The title of this post does not suggest a very noble undertaking. If a fruit fly has Parkinson’s- like shakes, so be it.  Who should care about the health of these pesky creatures and why?  A study reported in the May edition of Cell Metabolism suggests the answer.  The researchers introduced a gene called AOX into fruit flies (drosophila melanogaster), a gene that is found in a number of primitive species but not fruit flies, humans or other vertebrates for that matter.  We have lost the gene over the course of our evolutionary history.  The AOX gene reduced the number of free radicals and free radical damage in the mitochondria of the fruit flies, alleviated their Parkinson-like symptoms, and protected the flys from cyanide and other toxins.  There seemed to be no negative side effects to introducing the gene.   The gene affects mitochondrial electron chain transfer.  It “in essence acts as a bypass for blockages in the so-called oxidative phosphorylation (OXPHOS) cytochrome chain in mitochondria, ” a chain central to energy metabolism (ref)  That chain involves hundreds of proteins and complex interactions, but it appears that this single gene can significantly affect the whole chain.  The researchers had previously inserted the AOX gene into individual human cells and established that it found its way into the mitochondria where it was stress-protective.  The current study establishes the protectiveness of AOX for a whole organism – the fruit fly.  AOX is known to be related to longevity in some lower species.  If the approach worked for humans – restoring a historical gene to the genome that was deleted in the course of evolutionary history – benefits in both treating mitochondrial-related diseases and life extension might be realized.  Of course, experimentation must be done with caution.  The gene would have to be taken from the DNA of some lower species before it is inserted into human DNA.  Remember the horror-thriller B movie The Fly?

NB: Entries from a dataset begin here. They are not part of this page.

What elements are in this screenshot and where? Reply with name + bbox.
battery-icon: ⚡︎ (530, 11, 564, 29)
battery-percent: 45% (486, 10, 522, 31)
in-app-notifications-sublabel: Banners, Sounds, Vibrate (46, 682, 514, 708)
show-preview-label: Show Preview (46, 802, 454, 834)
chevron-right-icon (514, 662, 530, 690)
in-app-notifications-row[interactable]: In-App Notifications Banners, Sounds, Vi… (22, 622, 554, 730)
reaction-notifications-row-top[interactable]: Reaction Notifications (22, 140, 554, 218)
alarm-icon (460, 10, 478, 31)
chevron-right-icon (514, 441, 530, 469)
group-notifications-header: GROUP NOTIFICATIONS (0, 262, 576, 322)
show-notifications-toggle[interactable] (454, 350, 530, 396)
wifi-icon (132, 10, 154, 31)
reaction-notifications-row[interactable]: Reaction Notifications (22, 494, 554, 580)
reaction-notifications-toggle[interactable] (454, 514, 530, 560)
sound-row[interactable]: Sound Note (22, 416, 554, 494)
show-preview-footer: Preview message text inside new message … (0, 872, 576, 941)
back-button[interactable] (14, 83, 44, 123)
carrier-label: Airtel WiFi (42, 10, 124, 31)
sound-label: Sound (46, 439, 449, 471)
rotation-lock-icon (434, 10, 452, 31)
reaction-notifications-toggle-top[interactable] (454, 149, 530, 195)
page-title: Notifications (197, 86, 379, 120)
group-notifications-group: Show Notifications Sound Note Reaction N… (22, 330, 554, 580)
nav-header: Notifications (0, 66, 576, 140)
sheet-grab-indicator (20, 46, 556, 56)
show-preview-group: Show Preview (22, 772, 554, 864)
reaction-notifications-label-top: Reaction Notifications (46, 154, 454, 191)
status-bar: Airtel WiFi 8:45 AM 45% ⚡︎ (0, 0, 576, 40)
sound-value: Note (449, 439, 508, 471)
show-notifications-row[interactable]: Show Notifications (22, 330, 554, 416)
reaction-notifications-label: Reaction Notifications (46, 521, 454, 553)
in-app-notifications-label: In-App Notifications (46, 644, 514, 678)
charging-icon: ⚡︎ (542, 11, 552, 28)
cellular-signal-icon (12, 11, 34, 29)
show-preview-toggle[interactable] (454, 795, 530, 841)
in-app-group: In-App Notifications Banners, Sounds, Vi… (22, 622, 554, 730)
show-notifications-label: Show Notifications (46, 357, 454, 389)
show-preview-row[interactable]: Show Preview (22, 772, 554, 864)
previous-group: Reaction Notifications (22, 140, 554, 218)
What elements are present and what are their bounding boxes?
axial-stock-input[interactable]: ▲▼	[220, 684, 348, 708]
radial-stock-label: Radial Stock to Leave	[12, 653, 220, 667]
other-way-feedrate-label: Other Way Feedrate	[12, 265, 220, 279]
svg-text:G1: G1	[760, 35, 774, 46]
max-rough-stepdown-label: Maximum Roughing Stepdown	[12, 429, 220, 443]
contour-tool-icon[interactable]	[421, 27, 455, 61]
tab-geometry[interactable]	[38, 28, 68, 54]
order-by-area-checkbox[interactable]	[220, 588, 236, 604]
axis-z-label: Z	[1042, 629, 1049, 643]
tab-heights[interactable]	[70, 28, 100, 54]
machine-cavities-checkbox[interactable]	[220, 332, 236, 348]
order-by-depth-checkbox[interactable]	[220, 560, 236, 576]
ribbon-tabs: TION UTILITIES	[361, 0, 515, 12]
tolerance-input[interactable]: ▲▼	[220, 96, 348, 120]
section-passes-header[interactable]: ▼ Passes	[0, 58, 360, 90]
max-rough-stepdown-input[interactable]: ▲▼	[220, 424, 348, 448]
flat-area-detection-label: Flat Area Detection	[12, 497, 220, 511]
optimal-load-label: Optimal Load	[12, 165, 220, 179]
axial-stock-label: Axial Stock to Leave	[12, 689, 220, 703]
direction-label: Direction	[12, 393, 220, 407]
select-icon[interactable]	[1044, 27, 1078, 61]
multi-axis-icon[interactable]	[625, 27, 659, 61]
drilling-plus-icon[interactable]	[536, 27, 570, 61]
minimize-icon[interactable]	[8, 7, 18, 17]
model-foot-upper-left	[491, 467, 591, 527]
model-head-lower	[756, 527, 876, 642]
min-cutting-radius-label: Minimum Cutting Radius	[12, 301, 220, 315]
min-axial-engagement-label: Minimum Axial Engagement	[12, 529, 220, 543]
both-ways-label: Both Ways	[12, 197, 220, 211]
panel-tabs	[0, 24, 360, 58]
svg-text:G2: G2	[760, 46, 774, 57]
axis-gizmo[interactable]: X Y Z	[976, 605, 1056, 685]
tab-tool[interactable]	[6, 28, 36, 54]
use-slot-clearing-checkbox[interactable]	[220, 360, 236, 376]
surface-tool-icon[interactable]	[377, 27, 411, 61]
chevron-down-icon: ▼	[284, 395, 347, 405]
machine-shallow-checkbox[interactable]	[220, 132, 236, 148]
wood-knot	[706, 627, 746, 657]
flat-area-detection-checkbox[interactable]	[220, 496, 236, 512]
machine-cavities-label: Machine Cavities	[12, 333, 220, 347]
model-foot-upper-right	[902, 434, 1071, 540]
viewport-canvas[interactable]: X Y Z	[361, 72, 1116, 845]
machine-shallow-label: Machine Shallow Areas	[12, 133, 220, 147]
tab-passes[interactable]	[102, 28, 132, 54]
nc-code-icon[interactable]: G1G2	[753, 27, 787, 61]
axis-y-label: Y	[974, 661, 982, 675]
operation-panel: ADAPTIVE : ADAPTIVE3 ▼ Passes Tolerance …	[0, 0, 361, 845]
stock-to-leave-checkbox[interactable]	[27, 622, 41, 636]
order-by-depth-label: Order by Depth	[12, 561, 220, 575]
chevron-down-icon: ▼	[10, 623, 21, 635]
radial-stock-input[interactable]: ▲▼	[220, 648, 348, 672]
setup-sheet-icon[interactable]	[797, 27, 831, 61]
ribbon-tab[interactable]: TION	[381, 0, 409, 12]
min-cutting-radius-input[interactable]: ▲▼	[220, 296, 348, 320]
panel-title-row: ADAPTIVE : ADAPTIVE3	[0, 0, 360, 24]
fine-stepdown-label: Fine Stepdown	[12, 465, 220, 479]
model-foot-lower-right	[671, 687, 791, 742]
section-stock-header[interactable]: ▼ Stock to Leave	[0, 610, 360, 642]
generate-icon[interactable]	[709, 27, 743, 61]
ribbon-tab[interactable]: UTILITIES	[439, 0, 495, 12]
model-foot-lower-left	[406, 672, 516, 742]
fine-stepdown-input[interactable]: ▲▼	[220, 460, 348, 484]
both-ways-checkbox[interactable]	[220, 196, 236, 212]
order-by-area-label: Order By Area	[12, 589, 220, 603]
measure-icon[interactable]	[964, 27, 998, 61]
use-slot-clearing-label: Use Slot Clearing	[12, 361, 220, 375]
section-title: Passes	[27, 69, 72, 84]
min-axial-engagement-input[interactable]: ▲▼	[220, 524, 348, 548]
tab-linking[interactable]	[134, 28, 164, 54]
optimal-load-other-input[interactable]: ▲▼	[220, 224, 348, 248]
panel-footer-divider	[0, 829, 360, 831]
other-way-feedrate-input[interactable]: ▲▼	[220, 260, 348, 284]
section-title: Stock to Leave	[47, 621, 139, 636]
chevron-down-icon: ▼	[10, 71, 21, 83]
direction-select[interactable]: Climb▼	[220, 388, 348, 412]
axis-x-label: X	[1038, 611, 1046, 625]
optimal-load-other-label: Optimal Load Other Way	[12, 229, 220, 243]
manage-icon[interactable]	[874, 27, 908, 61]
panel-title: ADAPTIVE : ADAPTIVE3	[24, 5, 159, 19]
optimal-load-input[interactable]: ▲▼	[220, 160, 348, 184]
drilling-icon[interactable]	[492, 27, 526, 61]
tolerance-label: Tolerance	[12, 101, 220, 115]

It has long been known that females tend to outlive males.  I have only to look at my own family’s history to see how that kept happening.  And apparently this also happens in a variety of other species as well. People have asked me “why?”  The best explanation seems to have to do with hormones and our old friends: longevity genes, antioxidants and mitochondria.  In this paper, the Spanish authors trace the phenomenon to “the beneficial action of estrogens, which bind to estrogen receptors and increase the expression of longevity-associated genes, including those encoding the antioxidant enzymes superoxide dismutase and glutathione peroxidase. As a result, mitochondria from females produce fewer reactive oxygen species than those from males.”  Looking at rats, “Oxidative damage to mitochondrial DNA in males is 4-fold higher than that in females(ref).”  Also see ref.  Estrogens are not particularly good for males.  However, I speculate we males might get some of the same longevity benefits by taking anti-oxidant combinations that strongly affect the mitochondria, like Co Q-10, actyl-l-carnitine and alpha-lipoic acid(ref).